Y nuevamente el tren de los sueños sigue su marcha, apenas decelera cuando pasa por el apeadero donde esperan los indignados, los desahuciados no se detiene ya que el tropel de gente que hay en el andén es demasiado importante, además pide justa reparación.
Los desesperados pancarta en mano, cargados de desilusiones e impotencia se aproximan a los vagones, al entender que el tren no va a parar, saltan a la vía, apresuran el paso y le siguen en pelotón, como una comitiva de sufrimiento extremo, como una procesión de hambre y desalojados.
Se escuchan los diferentes silencios: crispados, amargos, sordos, apenados, rotos,… que salen de sus corazones, de sus ojos y hasta de sus almas hipotecadas y necesitadas de pan.
El dolor en forma de futuro capado, de hijos frustrados y de iniquidad se patentiza en esos rostros a cada momento.
Los ceños fruncidos de los manifestantes dejan traslucir el sudor cotidiano, el abismo del desconcierto y la amargura, de la desesperanza y la inconcreción…
No hay lágrimas, solo penas y frustraciones convexas junto a un campo estéril que cosecha una nada infinita.
La sombra de la re-involución transita despiadada entre los crispados.
Los más viejos ven el porvenir y la herencia quemada en la hoguera del despropósito, sazonado con chispas de sinrazón.
El tren transcurre lentamente, las ruedas chirrían en las curvas, la masa convertida en seres humanos agredidos le sigue con firmeza y diligencia.
Las madres ofrecen sus pechos yermos de felicidad a los hijos sedientos de justicia. Los padres juegan con la vergüenza y la impotencia, los viejos llenan sus arrugas de desilusión y pesar, de humillación y esfuerzo sin recompensa.
La máquina inicia una pesada cuesta arriba, mientras la lascivia mercantilista enmohece el banco de la abundancia que despega fustigando a todo el súbdito que, indefenso, ha querido armonizar su vida con esquemas de lógica y equidad. Las canas de los mayores se enrancian por el deber llevado a cabo y el pacto no cumplido de los que piensan y ejecutan.
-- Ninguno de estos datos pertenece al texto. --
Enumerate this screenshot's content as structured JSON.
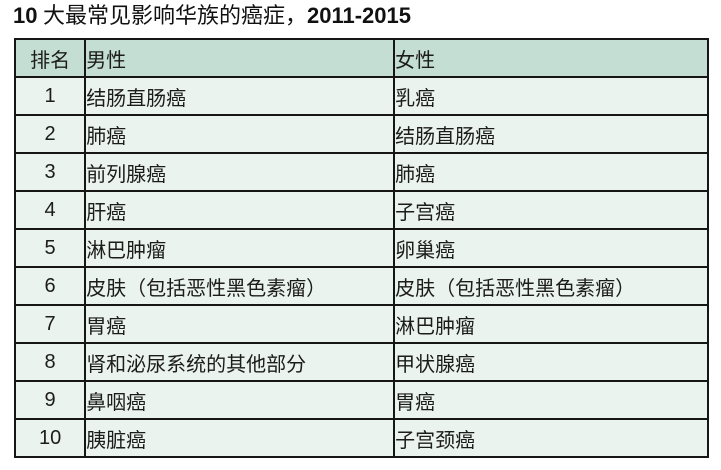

La masa crítica y endeudada, dulcemente agobiada, se apresura por mantener el paso del tren. No hay más gritos que el silencio que estrangula, no hay más lamentos que la congoja que la de quienes pudieron hacer y no vieron o no quisieron ver el camino. De los que pudiendo hacer nos ofrecen más de lo mismo a los que ya no quieren nada de lo mismo.
El tren sigue su marcha lenta, mientras la niebla se une a la desesperación que arracimada en forma de imperativa humanidad le sigue con aflicción y desesperanza.
La noche se hace más oscura y más larga, las estrellas, por pudor, hace tiempo que dejaron de brillar, solo la luna menguada ofrece luz a los caminantes que buscan justo el lugar donde poder pedir cuentas a los cuentos.
No hay posibilidad, los cuentos siguen alardeando sus consignas de futuro perfecto según los dictados de los que nos quitan el aire.
Cuando alguien cambia el paso y predica otro razonamiento, la vorágine se le echa encima y le aplasta los lomos, le aprisiona contra la deuda y le ningunea.
Lo relativo se hace absoluto, la máquina ha terminado de subir la cuesta, ahora baja con rapidez, la masa crítica está cansada y permite que el tren se aleje sin poder subirse a él y alcanzar la máquina, sin poder llegar a ejercer la fuerza necesaria a la rueda transmisora.
El humo de la locomotora ensombrece el alba mientras se aleja con premura para no enseñar sus modos.